Blue Bridge Repertory Theatre is presenting The Caretaker by Harold Pinter April 25 to May 7, 2017. We caught up with set and costume designer Patrick Du Wors and talked to him about how he created the mood and constructed the characters’ world.
In Conversation with Patrick Du Wors
A key part of this play is immersing the audience in the particular mood. How did you go about creating that?
There are three characters, three lost souls, who find themselves in a prison of their own making. They are in a garret in a house in Northwest London. Aston lives there and invites another lost soul, Davies, to the space. We really learn about the space through Davies reaction to it. We gather clues about the layout through how the newcomer talks about the space and I created the setting from those clues.
What kind of mood are you creating?
It’s a dangerous place. A prison in their mind. There is no escape. They are locked in psychologically. I want the set to draw the audience into that world. I wanted to convey a sense of instability. The walls are seemingly tipping over and appear to be not secure. There is a manipulation of the perspective as the walls get smaller as we get closer to the back of the stage, which imparts a sense of being trapped. The set is pivotal to the action and my approach was to amplify that aspect of psychological danger
It doesn’t feel of this world. It is a kind of dream state. We are using a lot of found materials. It adds to the notion of a space in decay
The audience is really close to the action in the Roxy. How did that impact the design?
A close audience has a bigger impact on props and costumes. It’s like high definition television in that you can’t get away with anything. You don’t have the luxury of distance.
What kinds of challenges have you been working with?
The biggest challenge is the stage itself. There aren’t any wings so designing entrances and exits is the biggest technical challenge. We are always thinking about how to do something interesting while being fiscally conservative. There always has to be visual interest. The visual storytelling has to be exciting.
How did you design the costumes to fit with the mood of the piece?

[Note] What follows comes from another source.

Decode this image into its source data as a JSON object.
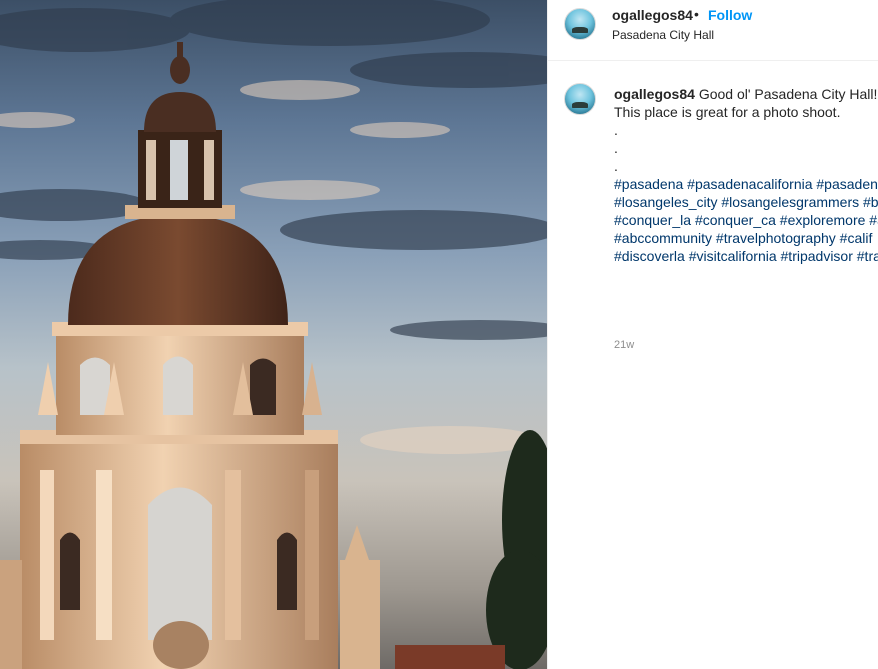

The costumes had to convey working class in the British sense. Aston is employable, an amateur builder. His brother Mick is the neighbourhood enforcer. He’s kind of a mystery. I conveyed his toughness through iconography – leather jacket and jeans. Aston was trickier because of our expectation of how a builder would dress has changed a lot since the 1960s. At that time everyone wore suits and Pinter described the character in a suit but it doesn’t work for a modern audience. People would be asking ‘Why is there a lawyer on stage?’ so we made the choice to adjust his costume for a contemporary audience.